December 26, 2010

Christmas trees: Unsung MVP of the post-season

Jeff Pelletier of Windham Farms hoists a last-minute tree at his Christmas tree stand on Route 111.
Union Leader Correspondent
LONDONDERRY -- O, Christmas tree.
If ever there was an unsung MVP of the post-Christmas season, it’s you. By Dec. 26,
 some of us are already plotting your demise, cursing your prickly needles as they pierce our feet through our socks after having gathered, undetected, in clusters under throw rugs, conspiring to clog our vacuum cleaners.
In the midst of all our holiday hubbub, there has been you, standing tall, star-topper beaming, lights twinkling,
 heirloom ornaments dangling. 

But starting today, the annual tradition of undecking the halls and kicking you to the curb begins in earnest. 
So before all that happens, let’s pause for just a moment to consider just how this Christmas tree tradition began, why it persists and what our beloved trees mean to our local economy — after all, New Hampshire is right up there among the top 18 states when it comes to Christmas tree farming, accounting for about 82,000 trees this season. 
How did tradition begin? 
Glad you asked. Because 2010 happens to be the 500th anniversary of the first-ever decorated tree, which was set up in Riga, Latvia, according to that country’s national tourism site. It’s also a factoid being touted by the National Christmas Tree Association here, Urging us as a nation to get on board and show some love to this timeworn tradition. 
Because without the annual decking-of-the-tree tradition, there would be no need for the N.H. Christmas Tree Promotion Board, of which Nigel Manley, director of The Rocks Estate in Bethlehem, is a member. The Rocks is a 1,400-acre preserve that not only grows and sells lots of Christmas trees but also is all about educating the public on the value of “real” versus artificial trees. 
The Rocks is owned by the Society for the Protection of New Hampshire Forests and grows about 52,000 trees. Of those, about 3,500 are cut each year and sold in retail tree lots across Southern New Hampshire each Christmas season, said Manley. 
“Not only do we sell them locally, but we sell about 300 trees and 700 wreaths by mail order each year. We hit every state, including Hawaii and Alaska,” said Manley. It’s that diversification that helps keep profits up among Christmas tree vendors, who are feeling the pinch of this post-recession economy just like everyone else. 
“For those who still believe that there’s something wrong with cutting down trees for Christmas, I have to remind them that it’s farming. Being a conservation society, I do a lot of educational programs here.
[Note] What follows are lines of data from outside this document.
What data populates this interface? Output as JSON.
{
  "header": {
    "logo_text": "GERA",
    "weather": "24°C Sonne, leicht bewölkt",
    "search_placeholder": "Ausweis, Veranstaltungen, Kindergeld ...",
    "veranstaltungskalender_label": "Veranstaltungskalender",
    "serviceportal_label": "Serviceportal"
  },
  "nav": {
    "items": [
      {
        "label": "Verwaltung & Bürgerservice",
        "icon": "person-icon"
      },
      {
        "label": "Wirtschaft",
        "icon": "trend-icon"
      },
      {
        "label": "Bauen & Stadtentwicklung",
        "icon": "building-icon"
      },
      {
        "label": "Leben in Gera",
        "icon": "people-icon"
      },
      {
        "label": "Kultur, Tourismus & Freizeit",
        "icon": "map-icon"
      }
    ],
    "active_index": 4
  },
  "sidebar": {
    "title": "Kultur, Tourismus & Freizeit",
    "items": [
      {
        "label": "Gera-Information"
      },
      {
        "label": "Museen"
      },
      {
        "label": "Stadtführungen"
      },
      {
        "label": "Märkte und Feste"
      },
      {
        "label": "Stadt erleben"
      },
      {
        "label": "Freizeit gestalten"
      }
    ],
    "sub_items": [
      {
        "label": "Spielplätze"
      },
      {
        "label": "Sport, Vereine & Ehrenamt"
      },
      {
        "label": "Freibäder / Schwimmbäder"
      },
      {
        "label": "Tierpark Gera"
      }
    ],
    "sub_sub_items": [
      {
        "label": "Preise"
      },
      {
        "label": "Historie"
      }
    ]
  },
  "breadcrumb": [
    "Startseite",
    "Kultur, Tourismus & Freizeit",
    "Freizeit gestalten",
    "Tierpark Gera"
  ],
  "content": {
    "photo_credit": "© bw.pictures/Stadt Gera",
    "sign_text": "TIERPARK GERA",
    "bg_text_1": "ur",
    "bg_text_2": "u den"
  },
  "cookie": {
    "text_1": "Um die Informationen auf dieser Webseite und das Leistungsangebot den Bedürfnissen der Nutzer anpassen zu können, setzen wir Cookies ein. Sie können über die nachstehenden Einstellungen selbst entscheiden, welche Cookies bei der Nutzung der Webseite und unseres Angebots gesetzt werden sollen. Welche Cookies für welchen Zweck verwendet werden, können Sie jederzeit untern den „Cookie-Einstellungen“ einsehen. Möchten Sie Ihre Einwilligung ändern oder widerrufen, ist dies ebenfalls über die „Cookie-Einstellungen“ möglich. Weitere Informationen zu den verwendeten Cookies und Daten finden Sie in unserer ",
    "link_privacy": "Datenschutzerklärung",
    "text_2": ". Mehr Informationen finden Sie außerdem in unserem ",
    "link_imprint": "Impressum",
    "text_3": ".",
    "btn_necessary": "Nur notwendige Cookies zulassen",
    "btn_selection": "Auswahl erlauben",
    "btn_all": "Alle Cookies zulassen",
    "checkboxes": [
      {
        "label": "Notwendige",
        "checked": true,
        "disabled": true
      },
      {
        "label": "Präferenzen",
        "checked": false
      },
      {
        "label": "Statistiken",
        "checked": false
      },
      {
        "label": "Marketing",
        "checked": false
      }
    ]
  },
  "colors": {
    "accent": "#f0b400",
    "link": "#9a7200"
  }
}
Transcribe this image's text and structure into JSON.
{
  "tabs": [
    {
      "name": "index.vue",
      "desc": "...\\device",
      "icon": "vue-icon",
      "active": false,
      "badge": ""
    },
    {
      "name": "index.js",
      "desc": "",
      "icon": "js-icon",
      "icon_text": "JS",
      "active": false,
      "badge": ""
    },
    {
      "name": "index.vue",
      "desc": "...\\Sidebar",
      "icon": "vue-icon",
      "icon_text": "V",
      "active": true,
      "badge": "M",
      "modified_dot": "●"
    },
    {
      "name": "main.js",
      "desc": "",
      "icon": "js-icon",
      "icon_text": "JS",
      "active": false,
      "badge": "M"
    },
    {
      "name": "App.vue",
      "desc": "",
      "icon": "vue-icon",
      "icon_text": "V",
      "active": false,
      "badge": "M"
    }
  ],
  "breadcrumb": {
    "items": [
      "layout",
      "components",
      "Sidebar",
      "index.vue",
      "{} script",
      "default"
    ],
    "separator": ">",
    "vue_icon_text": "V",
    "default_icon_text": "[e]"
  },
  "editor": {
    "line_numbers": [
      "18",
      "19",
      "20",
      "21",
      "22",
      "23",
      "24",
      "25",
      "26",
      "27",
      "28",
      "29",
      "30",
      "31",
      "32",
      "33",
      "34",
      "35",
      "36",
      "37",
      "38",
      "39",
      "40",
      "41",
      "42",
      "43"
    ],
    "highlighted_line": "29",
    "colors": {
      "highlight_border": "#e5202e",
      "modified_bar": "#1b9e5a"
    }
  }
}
I explain to people that we plant trees that are about 4 years old and grow them for another six to nine years, so that most trees that go to market are between 10 and 13 years old,” Manley said. 
Helping the local economy 
“People get worried because we’re cutting down trees. 
But I say to them: If a farmer grows carrots, do you feel bad when they pull carrots from the ground? Our farms are sustainable. Although we cut anywhere from 5,000 to 6,000 trees a year, we plant between 6,000 and 8,000.” 
And the good news for tree growers in New Hampshire — and everyone who benefits from the trickle down of a good economy — is that tree sales were up this year. In terms of profit, the N.H. Christmas Tree Promotion Board estimates it’s a $4 million industry for trees, wreaths and garland. 
“We could have sold another 2,000 trees here. I think in this economy, some people who might have given up on trees in the last few years were actually buying trees again because they felt good about how things were going. There was really a positive feeling among consumers this year,” Manley said. 
Paul Onessimo, who spent his first season as a Christmas tree salesman at Shady Hill Greenhouses and Nursery in Londonderry this year, said he saw the same spirit among tree buyers. Trees were moving off the lot starting on Thanksgiving weekend, and business remained steady right through Christmas. 
“It’s hard to say what the trends are, since this is my first year, but here we sold more Fraser firs than balsams. 
People seem to like the Frasers because they’re a little more compact, and the needles don’t drop like they do on balsams,” said Onessimo. 
By Dec. 22, there were only a few dozen trees left on the Mammoth Road lot out of the estimated 1,000 trees sold this season, and owner Ron Hill said he wasn’t expecting to have any leftover trees. 
“Frankly, we haven’t had any unsold trees here for the past two years,” said Hill — a point of pride for any tree salesman worth his weight in pine needles. Having leftovers is a tree-selling faux pas; no one wants to feed a tree into a chipper if they can sell it for $40. 
That’s why Jeff Pelletier, who has been hustling Christmas trees for Windham Farms along Route 111 for the past 17 years, only brings in about 10 trees at a time during the week leading up to Christmas. 
“And I’ll sell every single tree I bring here,” said Pelletier. 
“I’m here until Christmas Day. 
That’s when everyone stops for the centerpieces and wreaths.”
Getting rid of your tree 
Since recycling leftover trees isn’t a huge problem for retailers, the question of what becomes of a spent Christmas tree really falls to consumers. 
Fortunately, many towns in the state offer curbside pickup of Christmas trees for a limited time. Depending on where you live, you can check with your town offices or transfer station for specific dates. Most town websites include Christmas tree recycling information. 
However, if you live someplace without a recycling program, you’ve probably seen dried out Christmas trees rolling like odd-shaped tumbleweeds through your town for weeks after they’ve been dragged to the curb, for lack of a better place to toss them. 
If that sounds familiar, try contacting the N.H. Fish & Game Department, which in some regions has a state fisheries habitat restoration program, using recycled Christmas trees to make fishfriendly habitats. 
You can also load your tree up with peanut-butter coated pinecones rolled in bird seed and “plant” it in your back yard, creating a makeshift bird feeder to help wintering fowl through the coldest months. 
If you still aren’t sure where to recycle your Christmas tree, log on to, which provides a clearinghouse of state-by-state information about making sure your Christmas tree lives on in one form or another long after the twinkling lights are packed away for another year.